I feel there is no silver bullet solution to this and how you design your Terraform state is unique to how you deploy and manage workloads.

Terraform backend and state file

Slack uses S3 as a backend for the state and Dynamo DB to manage the state lock.

I have seen teams opt for Terraform Cloud to manage state, thinking the homegrown solution is not robust enough. This is a fine example to prove otherwise. With just a little planning and additional security in place, you can create your very own robust state management setup. If you end up creating your own state management solution, keep in mind that how you write your IaC pipeline and how it ties to the state management component is critical for you to get right.

Testing Terraform Code

The post talks about how Slack tests terraform code and talks about a few challenges and how they tackle them. It talks about in-house tooling to review changes, do dependency management, review the change impact, and have on-demand boxes to do test runs. Some significant inputs and pointers about these topics are in this post.

?Here are a few of my thoughts on testing Terraform

1. It is critical that you design your workflow to test your terraform code to be able to apply it to higher environments
2. You should be able to churn out new environments quickly, sometimes in the same AWS account, with minimal parameter changes. This again ties to how well you have designed your IaC pipeline.
3. Remember running a plan is not enough; unless you apply your change, you cannot say that your code works.
4. Terraform changes should work for an update, destroy, and fresh provisioning scenario. If you are not testing all three scenarios, you are not testing enough.
5. A mix of IaC and manual configuration is a sure-shot recipe for delays. If everything cannot be automated immediately, keep a backlog of future enhancements and document your manual changes well.
6. Just because the code works in Dev or Test does not ensure it will work on Prod. Yeah, isn’t that a bummer? Identifying these scenarios and retrofitting the fixes is vital for a robust IaC setup.
7. The actual test of your Terraform code is how confidently you can apply it to Production without worrying about impact or downtime.
8. Last but not least, testing IaC takes time. Sometimes significantly more time than what the actual change took. Plan for it.

Using Terraform modules

The post talks in detail about how Slack has developed a way to develop, manage and consume terraform modules. It has some significant inputs on some of the challenges and the possible solution for a homegrown solution.

Terraform modules often evolve over a period of time. Common patterns that are repeated often get packaged as modules. This page talks about some of the common patterns of module creation. While it is possible to refer modules using a relative path and git repo links, if you are a shop that creates and uses many in-house modules, you might want to explore the Terraform Cloud (HashiCorp's managed service offering) feature to host a Private registry.
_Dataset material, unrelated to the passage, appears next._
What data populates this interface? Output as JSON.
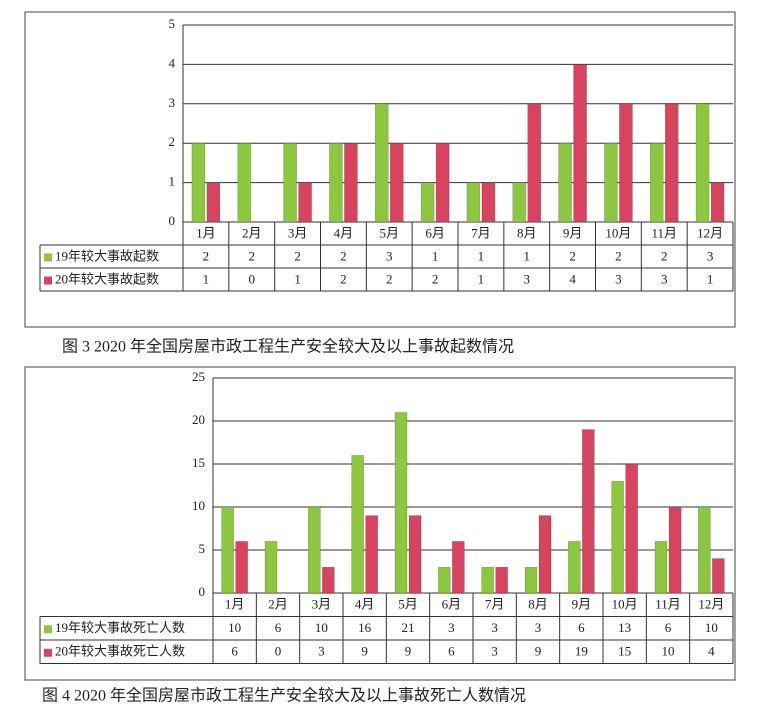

Challenges of Upgrading Terraform version

The post provides significant bits of detail on how Slack has faced issues with Terraform and provider version upgrades and how they solved it with in-house tooling. The post contains many implementation details with code snippets which can be valuable if you build such tooling.

Barring a few sporadic issues, I have not really faced many issues with Terraform or provider version upgrades. Maybe because I have been predominantly exposed to greenfield setups. However, as this post stresses, having a terraform and provider version upgrade strategy can be very useful.